A- D for the Blogging AtoZ challenge will be up in the next 24 hours or so, and I’ll be hopping around all of the blogs and hopefully meeting some new, neat people. We’ve got family visiting this weekend though, so, I’m prioritising the visit and a belated Mother’s Day celebration 🙂
So, I thought for this year’s AtoZ, I’d take it back to basics and talk a little about me, and if I got posts that were the same letter, I’d share them the next day, and maybe even share some of the posts I’m reading throughout the month.

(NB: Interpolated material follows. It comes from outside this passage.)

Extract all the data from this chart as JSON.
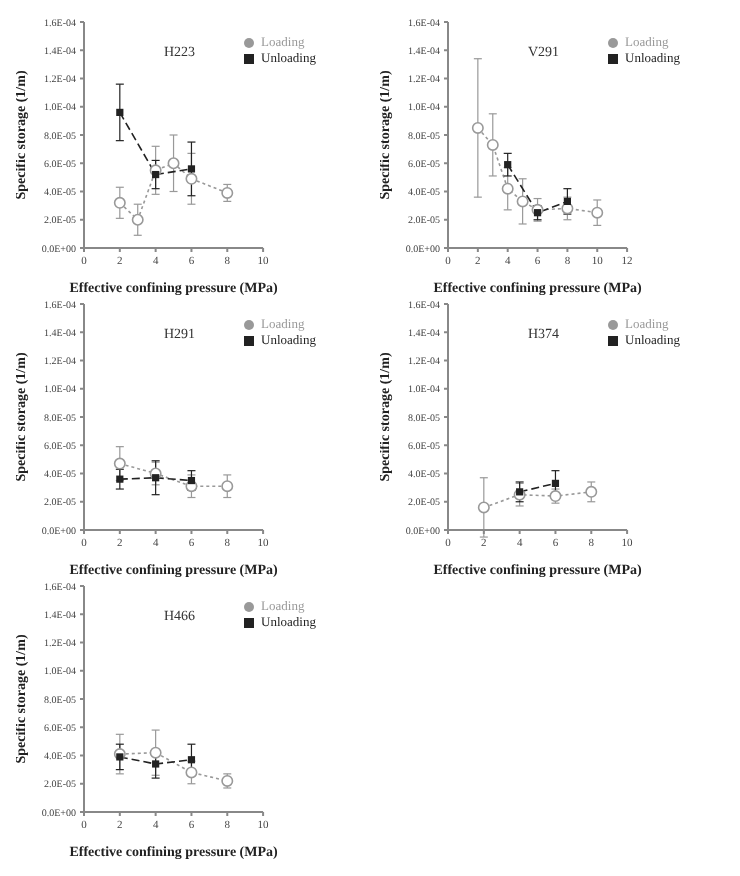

Today, I thought I’d go for a general update. I’ve spent the last few weeks trying to recover from Covid. I say ‘trying’ because it’s been hard work to even get motivated, let alone write and work. But I’ve been thinking, which I tend to do when I’m sick. And enjoying my beautiful four poster bed, which isn’t quite finished yet, but is nevertheless, one of the most gorgeous things I’ve ever agonised over buying.
We’ve been thinking really hard, as a family, about the best ways for all of us to enact self-care. My partner and I have hobbies, such as Ludosport (I’ll explain more at L for Ludosport, or at least, more fully, cause I’ve talked about it before!), and gaming that we take part in, and we’re very careful to try and maintain a good work-life balance, but one of the nicest things about our new bed is I’m happy to just… read for a little while. We’ve got this gorgeous net canopy that looks like clouds.
Every night, we curl up and I read for a bit, but I feel cozy and safe in there, even though it’s basically a big box frame around me. I’ll be adding flowers and lights eventually, but for now, I just like waking up underneath clouds. It’s weird, I know. I’m trying to address my work/life balance too, by not answering messages or emails before 9am or after 10pm unless it’s an emergency, and ignoring requests for work that aren’t completed on the correct places. Slowly, but surely, things are getting easier, but, it’s meant a lot of work on boundaries, and even more time dealing with the fallout, but, it’s just one of those things. Beyond that, today is the first day of #Kaiatus, and my darling boi (eldest) is coming to visit. Life is good, I’m alive, and I’m grateful for it all.
Oh, and it’s the first day of Camp Nanowrimo 2022 (April) edition, and I’m doing International Poetry month over at [email protected] :). I’m working on some of my novellas for Shula for Nano. 🙂
Just a quick one this week, as I have had a positive LFT for covid this morning.
What this means in all practical terms is I’m more grateful than ever for my vaccines and, in part due to something my partner said this week, I’ve pitched a book about two lines. As in…tests like that.
The only others I’ve really encountered were pregnancy ones, and two lines often meant good news. And it hit home this morning.
I akways end up with books, but, for now, I have a very unwanted virus, I hope I remain out of hospital, and… yeah. The rest, I’ll talk about when I am less wiped.